Через несколько мгновений в кустах послышался шум. В поднявшейся суматохе можно было различить приближающийся топот. Из подлеска на бешеной скорости выскочил герцог Энгиенский. Но двум слугам, помчавшимся вслед за ним, удалось догнать юношу. Его тотчас окружили и крепко взяли под руки. Первый камердинер, воспитавший герцога Энгиенского, нежно заговорил со своим подопечным:

— Вас никто не убьет, монсеньор. Вас не запрут в клетку… мы совсем скоро отпустим вас, и вы снова сможете бегать по полям.

Герцог Энгиенский был бледен как мел. Он не произнес ни слова, но в его взгляде сквозило трогательное и вопрошающее выражение загнанного зверя. Отец подошел к нему. Молодой человек принялся яростно отбиваться, по-прежнему в полном молчании.

— Уведите его, — приказал принц Конде. — Позовите лекаря и хирурга. Пускай ему пустят кровь, вымоют, но для начала — запрут. Я не намерен до вечера продолжать игру в прятки и прикажу выпороть любого, кто опять упустит его.

Все удалились. Принц вернулся к Анжелике, которая в величайшем душевном смятении наблюдала за этой печальной сценой и побледнела так же сильно, как и несчастный больной.

Конде остановился перед молодой женщиной и мрачно взглянул на нее.

— Итак, — заговорил он, — вы видели его? Не правда ли, хорош потомок Конде и Монморанси?.. Его прадед страдал припадками, его прабабка была сумасшедшей, а мне пришлось сочетаться браком с их внучкой. В ту пору она уже начала вырывать щипцами волосы у себя на голове. Я знал, что болезнь поразит моих наследников, и все-таки женился. Ведь так повелел король Людовик XIII. А теперь полюбуйтесь на моего сына! Иногда он считает себя собакой, и тогда изо всех сил сдерживается, чтобы не залаять на короля. Порой ему кажется, что он — летучая мышь, в такие дни мальчик боится наткнуться на лепные украшения в своих апартаментах. Совсем недавно он решил, что превратился в растение, и потребовал, чтобы слуги поливали его… Все это забавно, не так ли? Почему вы не смеетесь?

— Монсеньор… как вы могли подумать, что я стану смеяться?.. Ведь вы меня совсем не знаете…

Неожиданная улыбка, осветившая суровое лицо принца, заставила Анжелику умолкнуть:

— Как бы не так! Как бы не так! Я отлично знаю вас, мадам Моренс. Я видел вас у Нинон и в других салонах. Вы веселы, как юная девушка, красивы, как куртизанка, и в вашей груди бьется сердце нежной матери. Кроме того, я полагаю, что вы — одна из умнейших женщин королевства. Но вы никогда не выставляете свой ум напоказ, потому что в довершение всего вы еще и хитры и прекрасно знаете, что мужчины опасаются умных женщин.

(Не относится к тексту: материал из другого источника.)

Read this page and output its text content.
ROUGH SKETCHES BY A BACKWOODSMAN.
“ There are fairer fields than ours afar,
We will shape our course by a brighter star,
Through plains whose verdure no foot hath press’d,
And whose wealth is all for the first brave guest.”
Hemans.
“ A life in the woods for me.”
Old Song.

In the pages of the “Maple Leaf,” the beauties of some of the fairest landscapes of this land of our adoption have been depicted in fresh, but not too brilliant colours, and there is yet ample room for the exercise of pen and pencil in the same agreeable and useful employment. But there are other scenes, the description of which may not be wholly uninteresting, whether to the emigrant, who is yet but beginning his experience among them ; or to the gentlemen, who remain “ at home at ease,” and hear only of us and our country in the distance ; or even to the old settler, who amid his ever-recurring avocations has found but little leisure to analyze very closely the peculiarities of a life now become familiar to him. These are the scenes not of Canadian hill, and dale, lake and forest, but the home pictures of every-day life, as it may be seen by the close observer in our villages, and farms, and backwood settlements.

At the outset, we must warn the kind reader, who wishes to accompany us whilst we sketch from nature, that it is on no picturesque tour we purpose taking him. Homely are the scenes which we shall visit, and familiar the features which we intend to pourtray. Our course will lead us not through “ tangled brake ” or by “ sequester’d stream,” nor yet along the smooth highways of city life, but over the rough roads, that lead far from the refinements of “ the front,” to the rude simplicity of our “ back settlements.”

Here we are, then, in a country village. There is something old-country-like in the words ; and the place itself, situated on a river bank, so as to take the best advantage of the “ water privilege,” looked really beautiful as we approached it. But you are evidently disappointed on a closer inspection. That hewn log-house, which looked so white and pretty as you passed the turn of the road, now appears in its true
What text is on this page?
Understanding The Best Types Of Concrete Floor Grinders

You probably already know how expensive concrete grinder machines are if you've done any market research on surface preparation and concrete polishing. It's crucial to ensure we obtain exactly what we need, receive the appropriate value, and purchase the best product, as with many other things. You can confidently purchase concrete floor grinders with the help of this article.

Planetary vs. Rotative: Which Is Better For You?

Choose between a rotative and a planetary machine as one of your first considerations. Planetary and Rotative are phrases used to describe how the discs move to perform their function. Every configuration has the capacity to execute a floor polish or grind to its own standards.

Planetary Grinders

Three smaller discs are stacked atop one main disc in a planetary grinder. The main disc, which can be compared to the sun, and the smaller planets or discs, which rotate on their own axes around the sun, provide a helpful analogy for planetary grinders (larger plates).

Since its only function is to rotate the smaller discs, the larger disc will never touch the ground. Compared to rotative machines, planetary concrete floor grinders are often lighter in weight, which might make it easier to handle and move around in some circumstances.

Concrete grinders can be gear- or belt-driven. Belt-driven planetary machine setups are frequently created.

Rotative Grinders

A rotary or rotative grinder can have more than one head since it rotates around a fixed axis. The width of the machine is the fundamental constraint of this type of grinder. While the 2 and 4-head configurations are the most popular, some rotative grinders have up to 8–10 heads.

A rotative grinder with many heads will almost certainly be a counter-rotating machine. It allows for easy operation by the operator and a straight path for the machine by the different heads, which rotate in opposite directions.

Удивленная этой неожиданной тирадой, Анжелика улыбнулась в свой черед.

— Монсеньор, вы мне льстите… Мне крайне любопытно узнать, кто предоставил вам подобные сведения обо мне…

— Я не нуждаюсь в том, чтобы мне предоставляли сведения, — неожиданно резко, по-военному, заявил принц и снова помрачнел. — Я наблюдал за вами. Вы не обратили внимания, что я часто смотрю на вас? Мне показалось, что вы меня немного боитесь. Однако вы не из робкого десятка…

Анжелика подняла глаза на победителя в битвах при Лансе и Рокруа. Она уже не в первый раз так на него смотрела. Конечно, принц никоим образом не мог вспомнить невзрачного утенка, которому он сказал когда-то: «Клянусь честью, когда вы станете женщиной, мужчины будут готовы отдать жизнь за один ваш благосклонный взгляд!»

Она всегда полагала, что питает к принцу Конде глубокую неприязнь, но сейчас боролась с чувством симпатии, невольно зарождавшимся у нее в душе. Разве не Конде много лет шпионил за ней и за ее мужем через своего слугу Клемана Тоннеля? Разве не Конде унаследовал богатства Жоффрея де Пейрака? Уже давно Анжелика задавалась вопросом, каким образом она сможет доподлинно узнать, какую роль сыграл принц Конде в этой драме. И вот сейчас капризный случай улыбнулся ей.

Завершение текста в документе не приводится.